La bella Italia

Novemila persone ieri hanno riempito il Palasharp di Milano. Moltissimi erano fuori perché non sono potuti entrare. Tutti con un solo grido rivolto a Berlusconi :“VATTENE”. Erano tutti comunisti come dicono gli attori del PDL? Erano la rappresentazione di una Italia superata come hanno detto ieri sera alcuni esponenti berlusconiani? NO, tra quelle migliaia di persone c’erano italiani di tutti i tipi e di tutte le idee politiche. Solo una cosa li univa: erano la rappresentazione della parte bella dell’Italia che non ci sta a farsi sputtanare da Berlusconi.

Erano quelli che alla mattina si alzano e vanno a lavorare per trainare il Paese fuori dalle sabbie mobili dove lo ha cacciato questo Governo. Erano studenti stufi di dover fare sacrifici per poi dover andare all’estero per avere una possibilità di lavoro. Erano massaie costrette a tirare la cinghia per arrivare a fine mese mentre qualche “sciacquetta” si becca migliaia e migliaia di euro prostituendosi al potere o addirittura si ritrova in Parlamento o in Regione senza avere il ben che minimo requisito se non quello di essersi prostituita per qualcosa di diverso dai semplici soldi.
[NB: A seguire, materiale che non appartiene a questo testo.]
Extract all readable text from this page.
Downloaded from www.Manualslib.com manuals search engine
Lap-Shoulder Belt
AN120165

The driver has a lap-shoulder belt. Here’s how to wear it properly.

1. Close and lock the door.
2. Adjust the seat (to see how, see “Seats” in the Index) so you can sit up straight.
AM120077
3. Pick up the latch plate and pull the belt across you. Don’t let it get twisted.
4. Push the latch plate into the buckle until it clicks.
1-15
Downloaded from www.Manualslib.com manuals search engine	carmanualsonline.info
C’era la parte bella dell’Italia ieri al Palasharp, quella che i media stranieri non vedono mai, quella della maggioranza degli italiani che lavora e sputa sangue, ma anche quella degli intellettuali continuamente infangati da quella che Saviano chiama “la macchina del fango”, quella dei giornalisti di prima linea che raccontano la realtà italiana e non il Paese virtuale che i padroni dei media ci vogliono far vedere, quella dei magistrati in prima linea contro la lotta alla criminalità organizzata che non è la mafia delle coppole e delle lupare, ma è quella con giacca e cravatta che siede sui posti di potere.

I peones berlusconiani si sono subito affrettati a cercare di sminuire l’evento. Di sicuro nei prossimi giorni la “macchina del fango” si rimetterà in moto, come sempre. Il primo che verrà colpito sarà Saviano (ci si può scommettere) che ieri ha mostrato tutto il suo carisma, e poi tutti gli altri che hanno avuto l’ardire di contestare il “padrone”. C’è chi è sotto attacco (pesantissimo) per avere contestato il regime e per aver denunciato le malefatte e i limiti di questo governo (ma ne parleremo a tempo debito, ora non è il momento). E’ la prassi denunciata proprio da Saviano, il sistematico tentativo di infangare l’avversario che non necessariamente è il nemico.

Però ieri si è vista finalmente (si spera) la luce alla fine del tunnel. Si è vista l’Italia bella alzarsi e dire NO, NOI NON CI STIAMO. Certo, poche migliaia di persone non possono cambiare le cose, ma è un inizio. Le novemila del Palasharp sono solo la punta dell’iceberg che ancora non trova il coraggio e la forza di emergere, ma è una speranza che tutti i cittadini italiani onesti non possono sottovalutare.